Converting VR hand and arm data into robot joint angles

Isaac Sim Version

4.5.0

Operating System

Ubuntu 22.04

Topic Description

Converting VR hand and arm data into robot joint angles

Detailed Description

I am using Vuer to transmit hand and arm data from a VR headset into Isaac Sim, but I am not sure how to convert this data into robot joint angles. I am looking for reference methods or examples to perform inverse kinematics calculations for the arm and hand, in order to correctly control the robot arm in Isaac Sim.

Steps to Reproduce

  1. Configure Vuer and the VR headset.
  2. Receive hand and arm data in Isaac Sim.
  3. Attempt to convert the data into robot joint angles (currently unsure how to do this).
  4. Send the resulting actions to the robot joints (already implemented)

Expected Behavior
I hope to get suggestions or example code for converting VR finger data into robot joint angles.

Actual Behavior
Currently, I don’t know how to perform the conversion from data to joint angles.

Hi.

I had no experience with Vuer,
but in my case, I had used Vive Pro 2 HMD and Vive Tracker, and senseglove which is dataglove with 4 encoder/finger.

My best suggestion is simply to transfer the TF of the Vive Tracker into the targetcube followtarget example– the specific requirement might be different, but I think this is a good point to synchronize VR device and IsaacSim.

Okay, thank you for your advice. I will give it a try.

Hi @qwert10318520,

As @PARKBONG suggested, the general approach is:

  1. For the arm: Use the VR controller/hand position as an IK target. Isaac Sim provides motion generation (Lula IK / RMPflow) to solve joint angles from a Cartesian end-effector target. The follow_target example demonstrates this workflow —
    feed the VR wrist pose as the target and the IK solver computes joint angles automatically.
  2. For the hand/fingers: VR hand tracking gives you finger joint angles (or fingertip positions).
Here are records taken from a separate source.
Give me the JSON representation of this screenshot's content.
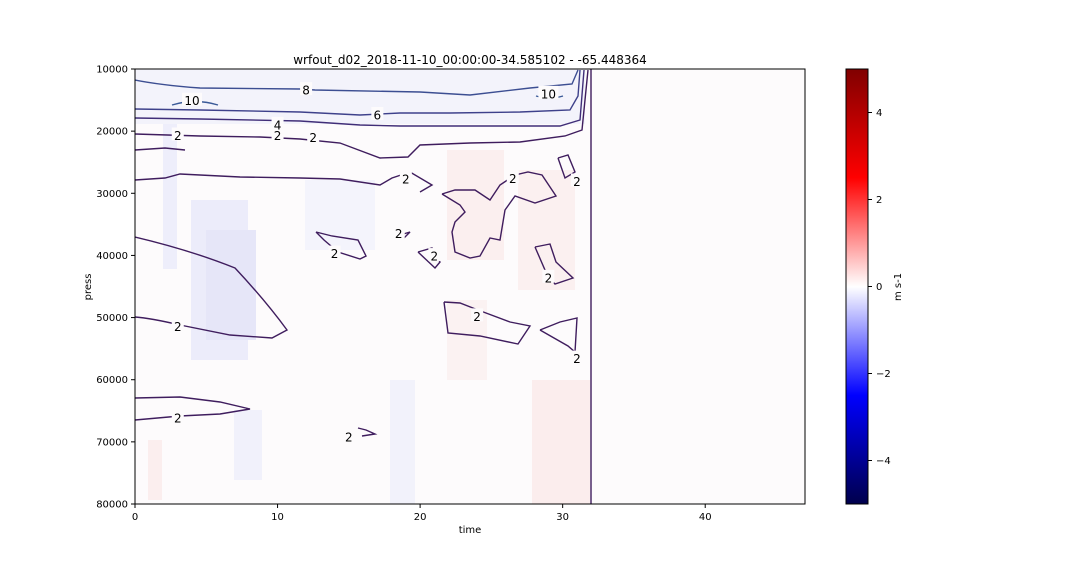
{
  "chart_data": {
    "type": "heatmap",
    "title": "wrfout_d02_2018-11-10_00:00:00-34.585102 - -65.448364",
    "xlabel": "time",
    "ylabel": "press",
    "xlim": [
      0,
      47
    ],
    "ylim": [
      80000,
      10000
    ],
    "y_inverted": true,
    "x_ticks": [
      "0",
      "10",
      "20",
      "30",
      "40"
    ],
    "y_ticks": [
      "10000",
      "20000",
      "30000",
      "40000",
      "50000",
      "60000",
      "70000",
      "80000"
    ],
    "grid": false,
    "colorbar": {
      "label": "m s-1",
      "vmin": -5,
      "vmax": 5,
      "colormap": "seismic",
      "ticks": [
        "4",
        "2",
        "0",
        "−2",
        "−4"
      ],
      "colors": [
        "#00004c",
        "#0000ff",
        "#ffffff",
        "#ff0000",
        "#800000"
      ]
    },
    "contour_levels": [
      "2",
      "4",
      "6",
      "8",
      "10"
    ],
    "contour_labels": [
      {
        "text": "2",
        "x": 3,
        "y": 20700
      },
      {
        "text": "2",
        "x": 10,
        "y": 20700
      },
      {
        "text": "2",
        "x": 12.5,
        "y": 21000
      },
      {
        "text": "4",
        "x": 10,
        "y": 19000
      },
      {
        "text": "6",
        "x": 17,
        "y": 17400
      },
      {
        "text": "8",
        "x": 12,
        "y": 13400
      },
      {
        "text": "10",
        "x": 4,
        "y": 15100
      },
      {
        "text": "10",
        "x": 29,
        "y": 14000
      },
      {
        "text": "2",
        "x": 19,
        "y": 27700
      },
      {
        "text": "2",
        "x": 26.5,
        "y": 27600
      },
      {
        "text": "2",
        "x": 31,
        "y": 28100
      },
      {
        "text": "2",
        "x": 18.5,
        "y": 36500
      },
      {
        "text": "2",
        "x": 14,
        "y": 39700
      },
      {
        "text": "2",
        "x": 21,
        "y": 40100
      },
      {
        "text": "2",
        "x": 29,
        "y": 43600
      },
      {
        "text": "2",
        "x": 24,
        "y": 49800
      },
      {
        "text": "2",
        "x": 3,
        "y": 51400
      },
      {
        "text": "2",
        "x": 31,
        "y": 56600
      },
      {
        "text": "2",
        "x": 3,
        "y": 66200
      },
      {
        "text": "2",
        "x": 15,
        "y": 69200
      }
    ]
  }
}
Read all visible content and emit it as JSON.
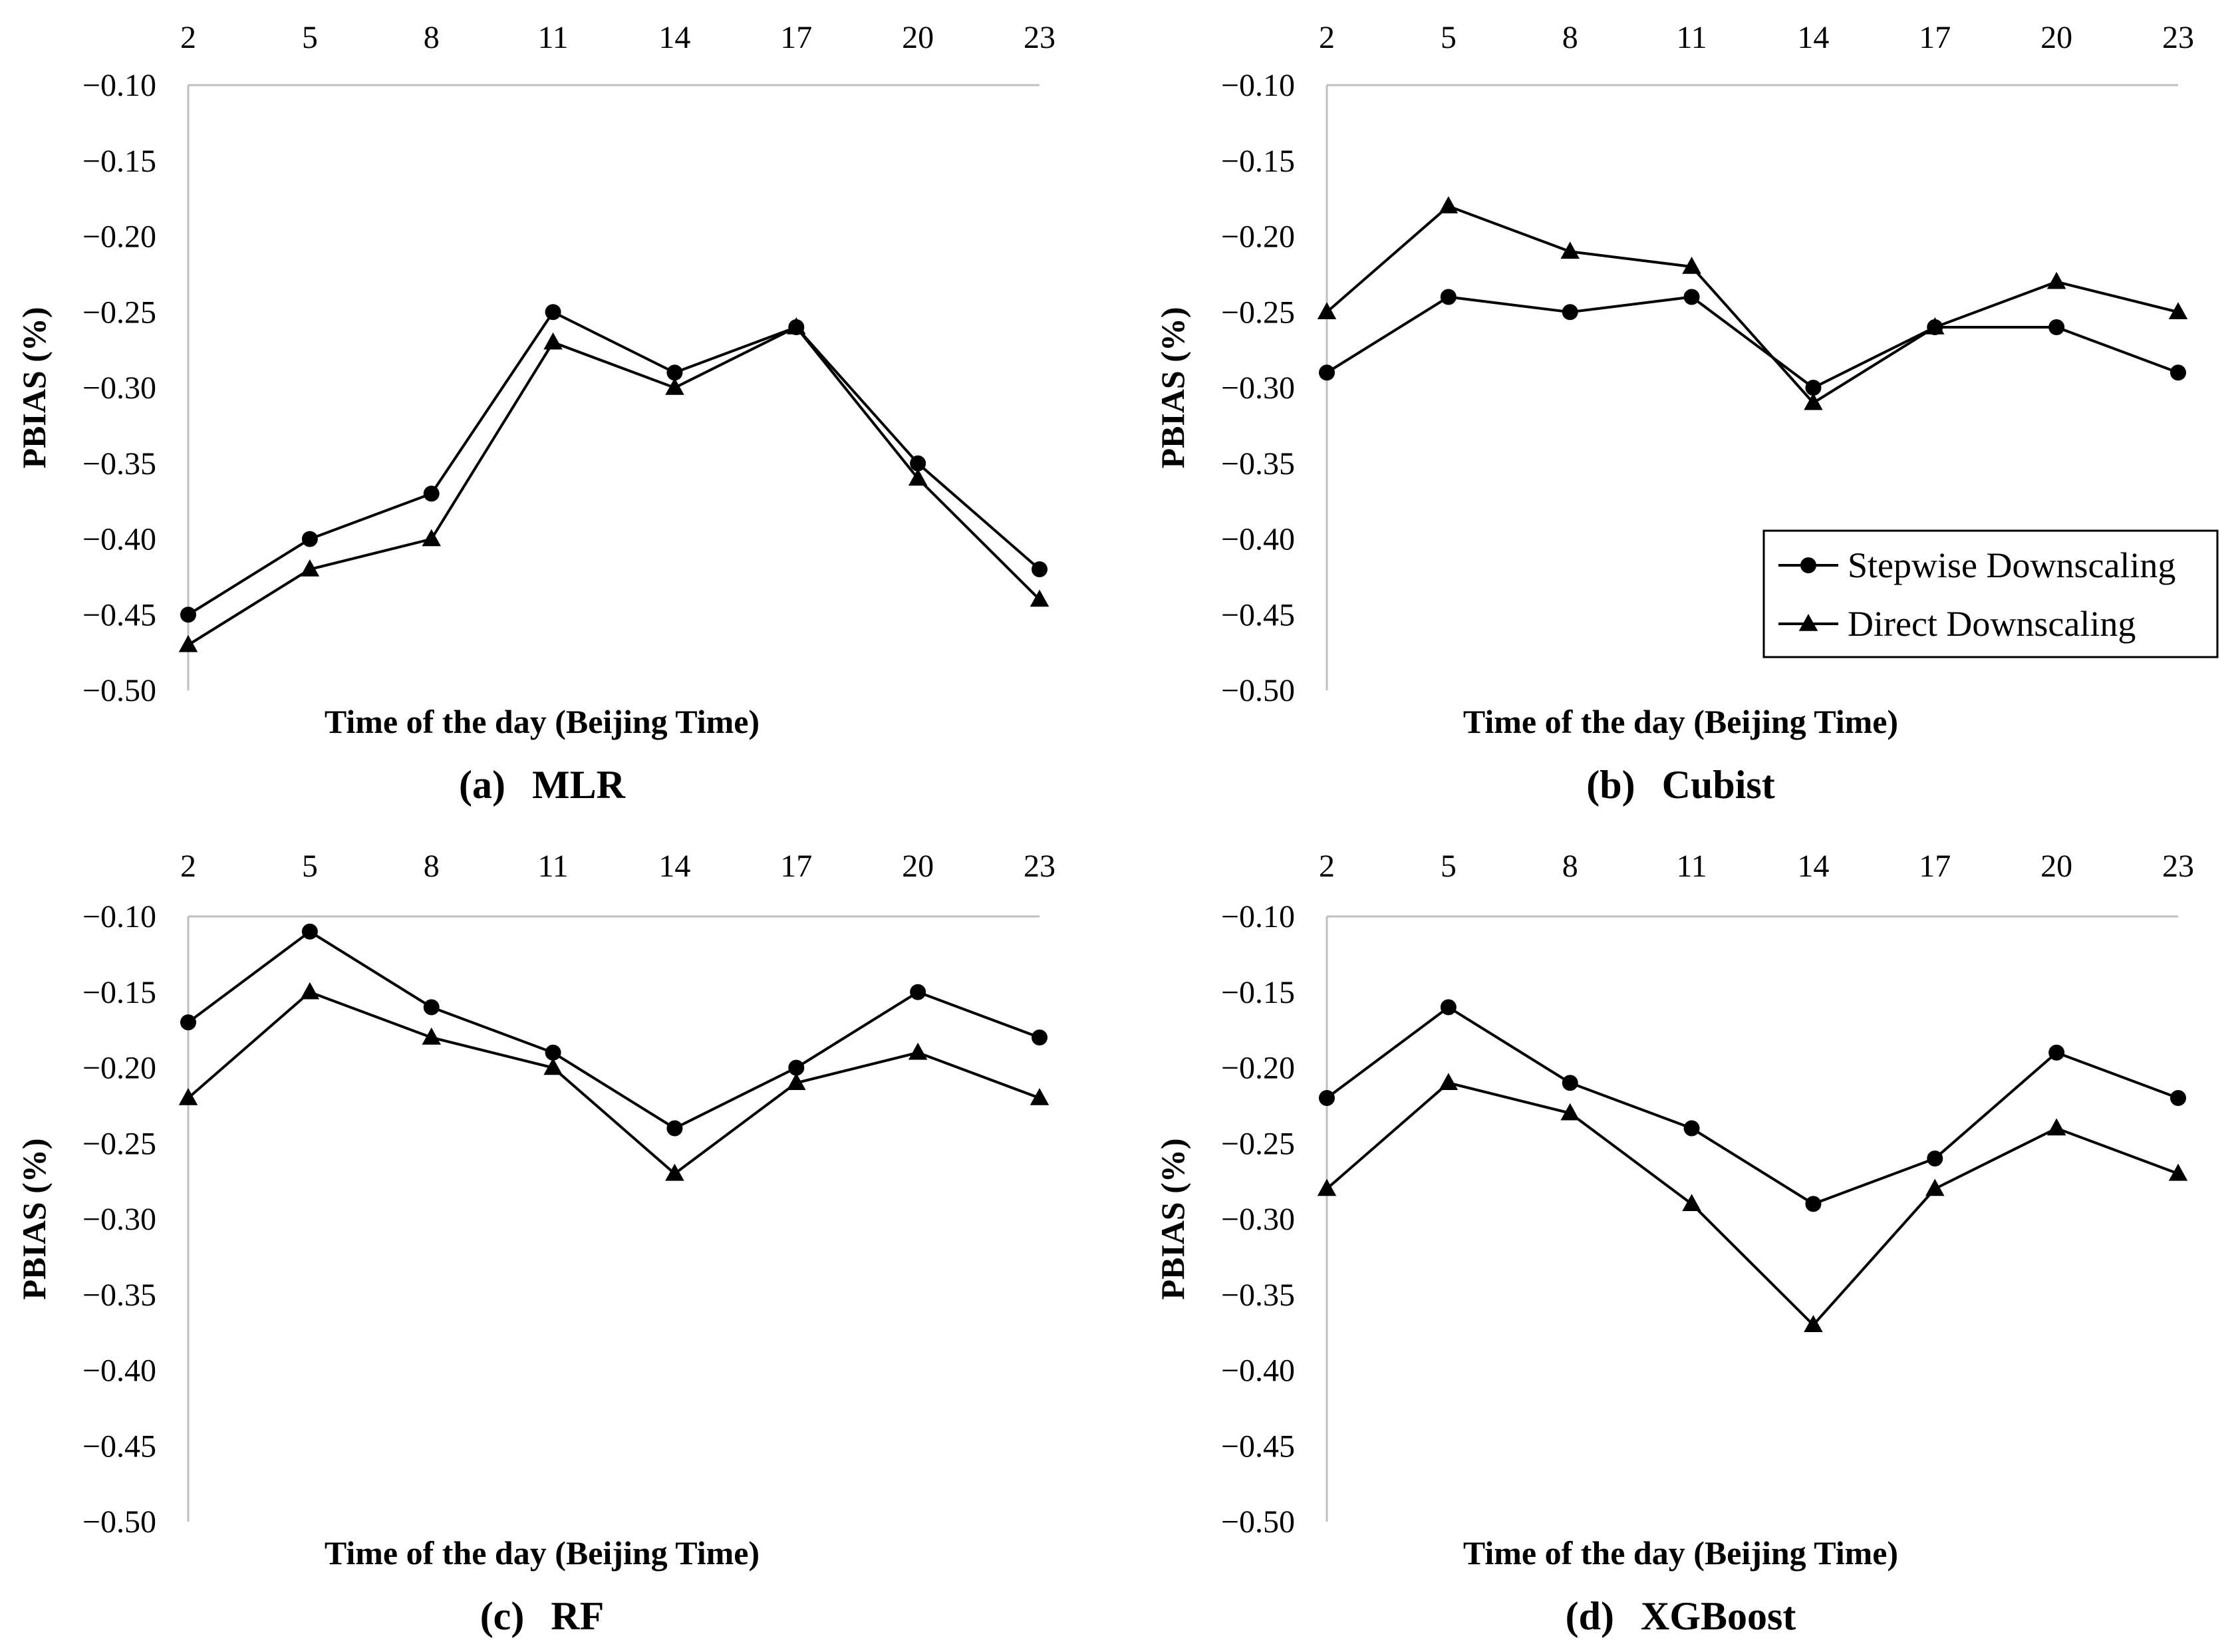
{
  "chart_data": [
    {
      "type": "line",
      "panel": "(a)",
      "model": "MLR",
      "xlabel": "Time of the day (Beijing Time)",
      "ylabel": "PBIAS (%)",
      "categories": [
        "2",
        "5",
        "8",
        "11",
        "14",
        "17",
        "20",
        "23"
      ],
      "y_ticks": [
        "−0.10",
        "−0.15",
        "−0.20",
        "−0.25",
        "−0.30",
        "−0.35",
        "−0.40",
        "−0.45",
        "−0.50"
      ],
      "ylim": [
        -0.5,
        -0.1
      ],
      "series": [
        {
          "name": "Stepwise Downscaling",
          "marker": "circle",
          "values": [
            -0.45,
            -0.4,
            -0.37,
            -0.25,
            -0.29,
            -0.26,
            -0.35,
            -0.42
          ]
        },
        {
          "name": "Direct Downscaling",
          "marker": "triangle",
          "values": [
            -0.47,
            -0.42,
            -0.4,
            -0.27,
            -0.3,
            -0.26,
            -0.36,
            -0.44
          ]
        }
      ]
    },
    {
      "type": "line",
      "panel": "(b)",
      "model": "Cubist",
      "xlabel": "Time of the day (Beijing Time)",
      "ylabel": "PBIAS (%)",
      "categories": [
        "2",
        "5",
        "8",
        "11",
        "14",
        "17",
        "20",
        "23"
      ],
      "y_ticks": [
        "−0.10",
        "−0.15",
        "−0.20",
        "−0.25",
        "−0.30",
        "−0.35",
        "−0.40",
        "−0.45",
        "−0.50"
      ],
      "ylim": [
        -0.5,
        -0.1
      ],
      "legend": "bottom-right",
      "series": [
        {
          "name": "Stepwise Downscaling",
          "marker": "circle",
          "values": [
            -0.29,
            -0.24,
            -0.25,
            -0.24,
            -0.3,
            -0.26,
            -0.26,
            -0.29
          ]
        },
        {
          "name": "Direct Downscaling",
          "marker": "triangle",
          "values": [
            -0.25,
            -0.18,
            -0.21,
            -0.22,
            -0.31,
            -0.26,
            -0.23,
            -0.25
          ]
        }
      ]
    },
    {
      "type": "line",
      "panel": "(c)",
      "model": "RF",
      "xlabel": "Time of the day (Beijing Time)",
      "ylabel": "PBIAS (%)",
      "categories": [
        "2",
        "5",
        "8",
        "11",
        "14",
        "17",
        "20",
        "23"
      ],
      "y_ticks": [
        "−0.10",
        "−0.15",
        "−0.20",
        "−0.25",
        "−0.30",
        "−0.35",
        "−0.40",
        "−0.45",
        "−0.50"
      ],
      "ylim": [
        -0.5,
        -0.1
      ],
      "series": [
        {
          "name": "Stepwise Downscaling",
          "marker": "circle",
          "values": [
            -0.17,
            -0.11,
            -0.16,
            -0.19,
            -0.24,
            -0.2,
            -0.15,
            -0.18
          ]
        },
        {
          "name": "Direct Downscaling",
          "marker": "triangle",
          "values": [
            -0.22,
            -0.15,
            -0.18,
            -0.2,
            -0.27,
            -0.21,
            -0.19,
            -0.22
          ]
        }
      ]
    },
    {
      "type": "line",
      "panel": "(d)",
      "model": "XGBoost",
      "xlabel": "Time of the day (Beijing Time)",
      "ylabel": "PBIAS (%)",
      "categories": [
        "2",
        "5",
        "8",
        "11",
        "14",
        "17",
        "20",
        "23"
      ],
      "y_ticks": [
        "−0.10",
        "−0.15",
        "−0.20",
        "−0.25",
        "−0.30",
        "−0.35",
        "−0.40",
        "−0.45",
        "−0.50"
      ],
      "ylim": [
        -0.5,
        -0.1
      ],
      "series": [
        {
          "name": "Stepwise Downscaling",
          "marker": "circle",
          "values": [
            -0.22,
            -0.16,
            -0.21,
            -0.24,
            -0.29,
            -0.26,
            -0.19,
            -0.22
          ]
        },
        {
          "name": "Direct Downscaling",
          "marker": "triangle",
          "values": [
            -0.28,
            -0.21,
            -0.23,
            -0.29,
            -0.37,
            -0.28,
            -0.24,
            -0.27
          ]
        }
      ]
    }
  ],
  "legend": {
    "items": [
      "Stepwise Downscaling",
      "Direct Downscaling"
    ]
  }
}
For a dexterous hand, you can either:
    • Direct joint mapping — if the robot hand has similar kinematics, map VR finger angles directly to robot finger joints (with scaling)
    • Fingertip IK — use the fingertip positions as IK targets for each finger chain

The typical pipeline is: VR data → Cartesian pose → IK solver → joint angles → apply_action().

Closing this out since the approach was discussed. Feel free to open a new topic if you run into specific issues during implementation.